Phillip: [00:58:06] Well, Aaron, you know what we haven't heard about yet?

Aaron: [00:58:10] What haven't we heard about yet?

Phillip: [00:58:12] We haven't heard about AI yet.

Aaron: [00:58:14] Oh my God. And you can't spell retail without AI.

Phillip: [00:58:18] {laughter} I've heard someone say that before. That's very good. I might have tweeted that just a little bit ago. Yeah. You can't spell retail without AI. A lot of the productization of customer experience as a facet of eCommerce has been utilizing AI or has used the words AI or machine learning in recent years. And that is because there's a repetitive nature that you can certainly learn from of the types of interactions you have with a customer. The types of responses that usually elicit a positive outcome. So there's a lot to be learned in CX from AI, but how do you think AI will impact CX, Aaron?

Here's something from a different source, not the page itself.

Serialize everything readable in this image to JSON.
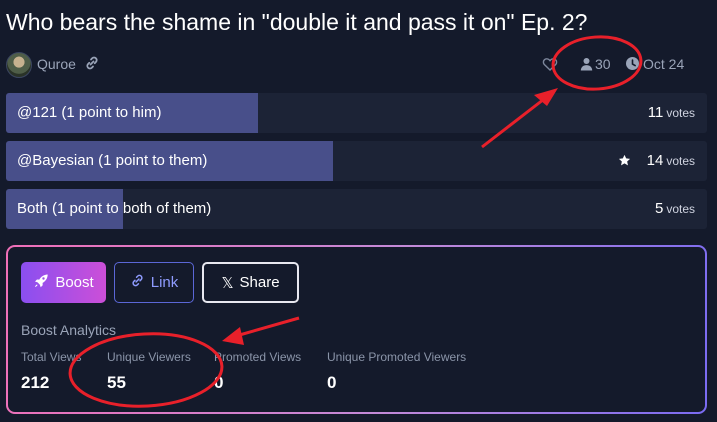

Aaron: [00:59:01] It's interesting. I think we're definitely in a post-chatbot world. I mean, we've had that sort of very walled off version of customer service. I think we've all gone through the experience of there's an error on a website, you're given an error number and then you're told to paste it into an interaction with a chatbot so you can resolve, and then the chatbot will of course not know what to do with the error. Like we've been there, we've done the like, what's your return policy? That's all very quantifiable, but that's, I think if we've learned anything from everyone we've spoken with in this episode is that that is the thinnest, lowest calorie version of customer experience out there. And it's what's AI going to do for the rest of customer experience? And I'm interested in personalization and negotiation a little bit as possible places for AI, basically assisted selling and assisted selling in a way that feels authentic to the brand and not simply like a third party app that you paid for. And it's the way in which a company might tailor offers to a customer or tailor messaging to a customer that's brand new to the website, brand new to the brand versus how you might position and price a repeat visitor. This has been around for a while.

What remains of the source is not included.